HOI-Ref: Hand-Object Interaction Referral in Egocentric Vision
Siddhant Bansal, Michael Wray, Dima Damen
TL;DR
This work introduces HOI-Ref, a task for egocentric vision that enables referral of hands, objects, and their interactions. It provides HOI-QA, a large-scale dataset with 3.9M QA pairs derived from EPIC-Kitchens and Ego4D to train and evaluate VLMs on hand-object referral and interaction understanding. The authors propose VLM4HOI, a unified model that fuses a frozen vision encoder with an LLM via a projection layer and task-aware prompts, achieving substantial gains over baselines and demonstrating the necessity of egocentric-specific data for hand-object reasoning. The dataset, model, and code are released to advance research in HOI-Ref for egocentric vision and enable practical applications in AR/robotics.
Abstract
Large Vision Language Models (VLMs) are now the de facto state-of-the-art for a number of tasks including visual question answering, recognising objects, and spatial referral.

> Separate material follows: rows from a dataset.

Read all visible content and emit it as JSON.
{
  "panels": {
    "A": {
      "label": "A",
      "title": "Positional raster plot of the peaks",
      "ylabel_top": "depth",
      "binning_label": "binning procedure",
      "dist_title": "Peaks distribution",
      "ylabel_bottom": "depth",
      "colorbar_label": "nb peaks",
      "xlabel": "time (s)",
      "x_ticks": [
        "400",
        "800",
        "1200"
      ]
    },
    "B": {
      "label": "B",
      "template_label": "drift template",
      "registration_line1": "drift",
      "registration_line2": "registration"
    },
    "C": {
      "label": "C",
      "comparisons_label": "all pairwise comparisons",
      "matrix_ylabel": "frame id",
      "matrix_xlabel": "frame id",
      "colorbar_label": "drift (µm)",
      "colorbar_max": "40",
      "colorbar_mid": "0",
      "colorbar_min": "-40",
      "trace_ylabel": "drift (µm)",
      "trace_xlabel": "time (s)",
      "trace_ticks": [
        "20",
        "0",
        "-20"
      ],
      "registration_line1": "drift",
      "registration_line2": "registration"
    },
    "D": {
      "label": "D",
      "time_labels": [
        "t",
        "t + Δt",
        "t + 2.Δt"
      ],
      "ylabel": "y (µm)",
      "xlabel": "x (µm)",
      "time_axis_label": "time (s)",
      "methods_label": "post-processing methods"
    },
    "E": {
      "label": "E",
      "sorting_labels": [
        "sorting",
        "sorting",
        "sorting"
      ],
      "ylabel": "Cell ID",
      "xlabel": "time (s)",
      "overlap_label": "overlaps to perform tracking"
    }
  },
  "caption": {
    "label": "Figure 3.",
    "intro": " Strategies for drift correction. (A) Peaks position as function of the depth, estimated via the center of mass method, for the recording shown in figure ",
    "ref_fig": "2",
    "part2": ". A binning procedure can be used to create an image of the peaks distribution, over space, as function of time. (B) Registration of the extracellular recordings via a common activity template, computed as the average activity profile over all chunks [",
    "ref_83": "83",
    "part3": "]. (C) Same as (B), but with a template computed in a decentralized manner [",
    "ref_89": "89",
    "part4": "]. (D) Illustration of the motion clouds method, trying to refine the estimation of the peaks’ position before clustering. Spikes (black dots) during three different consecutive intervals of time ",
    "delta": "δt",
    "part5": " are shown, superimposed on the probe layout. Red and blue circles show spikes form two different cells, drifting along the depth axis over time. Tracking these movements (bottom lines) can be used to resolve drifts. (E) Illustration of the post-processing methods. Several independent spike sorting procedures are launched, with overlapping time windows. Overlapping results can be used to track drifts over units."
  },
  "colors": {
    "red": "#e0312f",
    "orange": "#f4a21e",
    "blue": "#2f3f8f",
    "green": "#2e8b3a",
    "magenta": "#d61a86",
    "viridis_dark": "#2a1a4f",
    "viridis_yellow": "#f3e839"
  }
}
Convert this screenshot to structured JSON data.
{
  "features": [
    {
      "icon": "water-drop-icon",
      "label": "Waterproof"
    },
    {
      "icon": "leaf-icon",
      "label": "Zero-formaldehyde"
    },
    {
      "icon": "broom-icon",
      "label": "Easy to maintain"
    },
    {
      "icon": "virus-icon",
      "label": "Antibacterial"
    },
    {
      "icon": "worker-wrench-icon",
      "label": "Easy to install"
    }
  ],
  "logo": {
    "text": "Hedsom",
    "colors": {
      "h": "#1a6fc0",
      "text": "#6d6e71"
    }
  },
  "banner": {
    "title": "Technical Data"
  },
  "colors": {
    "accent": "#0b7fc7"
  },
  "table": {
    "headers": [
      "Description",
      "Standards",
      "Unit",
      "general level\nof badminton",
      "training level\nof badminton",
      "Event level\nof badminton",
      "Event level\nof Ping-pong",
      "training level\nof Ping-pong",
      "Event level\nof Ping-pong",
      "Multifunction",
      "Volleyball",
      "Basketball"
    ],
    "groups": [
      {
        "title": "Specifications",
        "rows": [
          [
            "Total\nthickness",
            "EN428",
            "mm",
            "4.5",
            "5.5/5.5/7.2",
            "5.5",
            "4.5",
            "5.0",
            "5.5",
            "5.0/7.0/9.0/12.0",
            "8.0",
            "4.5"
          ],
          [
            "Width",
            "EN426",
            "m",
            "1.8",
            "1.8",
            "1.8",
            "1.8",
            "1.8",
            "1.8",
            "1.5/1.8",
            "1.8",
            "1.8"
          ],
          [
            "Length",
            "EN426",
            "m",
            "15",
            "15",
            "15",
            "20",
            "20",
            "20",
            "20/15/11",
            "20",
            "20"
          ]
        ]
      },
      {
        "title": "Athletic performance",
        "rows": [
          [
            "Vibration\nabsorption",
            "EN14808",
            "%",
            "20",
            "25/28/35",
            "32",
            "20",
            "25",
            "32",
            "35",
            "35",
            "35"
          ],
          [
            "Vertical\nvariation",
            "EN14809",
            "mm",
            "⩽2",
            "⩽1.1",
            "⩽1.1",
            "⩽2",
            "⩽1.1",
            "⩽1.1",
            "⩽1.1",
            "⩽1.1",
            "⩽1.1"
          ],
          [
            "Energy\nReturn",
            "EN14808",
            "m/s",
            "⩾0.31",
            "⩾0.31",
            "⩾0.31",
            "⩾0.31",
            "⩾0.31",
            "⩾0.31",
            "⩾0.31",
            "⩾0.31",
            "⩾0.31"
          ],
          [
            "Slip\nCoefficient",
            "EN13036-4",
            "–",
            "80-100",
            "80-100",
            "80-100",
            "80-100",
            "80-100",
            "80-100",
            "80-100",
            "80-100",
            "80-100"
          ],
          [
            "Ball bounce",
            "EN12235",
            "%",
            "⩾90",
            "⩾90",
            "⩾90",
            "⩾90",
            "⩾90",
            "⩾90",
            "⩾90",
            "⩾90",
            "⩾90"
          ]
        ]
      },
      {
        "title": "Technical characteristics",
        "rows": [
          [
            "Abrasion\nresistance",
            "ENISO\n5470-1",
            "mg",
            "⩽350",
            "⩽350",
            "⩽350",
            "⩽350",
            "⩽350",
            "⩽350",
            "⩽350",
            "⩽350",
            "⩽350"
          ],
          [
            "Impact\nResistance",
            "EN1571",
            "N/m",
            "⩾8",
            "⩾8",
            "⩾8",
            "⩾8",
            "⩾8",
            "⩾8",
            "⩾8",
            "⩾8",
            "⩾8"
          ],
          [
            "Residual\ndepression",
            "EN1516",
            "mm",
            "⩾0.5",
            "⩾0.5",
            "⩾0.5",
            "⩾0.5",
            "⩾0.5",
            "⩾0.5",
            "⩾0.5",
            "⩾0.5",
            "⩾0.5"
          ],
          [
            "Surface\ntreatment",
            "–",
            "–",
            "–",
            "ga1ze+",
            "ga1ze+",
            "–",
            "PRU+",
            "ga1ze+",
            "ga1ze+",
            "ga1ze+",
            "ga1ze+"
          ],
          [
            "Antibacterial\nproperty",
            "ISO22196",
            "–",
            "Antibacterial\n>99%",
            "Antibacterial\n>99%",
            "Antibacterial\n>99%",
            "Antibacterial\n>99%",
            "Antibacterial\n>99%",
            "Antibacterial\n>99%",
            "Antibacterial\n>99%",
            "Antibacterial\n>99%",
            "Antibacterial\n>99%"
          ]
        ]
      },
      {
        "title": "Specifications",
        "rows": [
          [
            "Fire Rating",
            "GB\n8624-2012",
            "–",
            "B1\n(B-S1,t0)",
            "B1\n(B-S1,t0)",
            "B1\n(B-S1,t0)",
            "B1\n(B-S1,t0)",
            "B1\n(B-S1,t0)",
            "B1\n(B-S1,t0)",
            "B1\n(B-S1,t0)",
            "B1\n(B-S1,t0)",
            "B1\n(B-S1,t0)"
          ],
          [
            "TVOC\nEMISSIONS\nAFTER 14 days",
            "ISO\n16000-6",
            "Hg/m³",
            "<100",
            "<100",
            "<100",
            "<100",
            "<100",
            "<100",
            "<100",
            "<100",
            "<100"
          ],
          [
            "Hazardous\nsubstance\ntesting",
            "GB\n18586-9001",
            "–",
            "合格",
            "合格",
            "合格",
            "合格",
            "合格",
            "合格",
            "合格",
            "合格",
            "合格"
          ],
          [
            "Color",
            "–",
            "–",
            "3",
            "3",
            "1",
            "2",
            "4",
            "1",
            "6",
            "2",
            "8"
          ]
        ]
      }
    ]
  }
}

In this work, we propose the HOI-Ref task for egocentric images that aims to understand interactions between hands and objects using VLMs. To enable HOI-Ref, we curate the HOI-QA dataset that consists of 3.9M question-answer pairs for training and evaluating VLMs. HOI-QA includes questions relating to locating hands, objects, and critically their interactions (e.g. referring to the object being manipulated by the hand). We train the first VLM for HOI-Ref on this dataset and call it VLM4HOI. Our results demonstrate that VLMs trained for referral on third person images fail to recognise and refer hands and objects in egocentric images. When fine-tuned on our egocentric HOI-QA dataset, performance improves by 27.9% for referring hands and objects, and by 26.7% for referring interactions.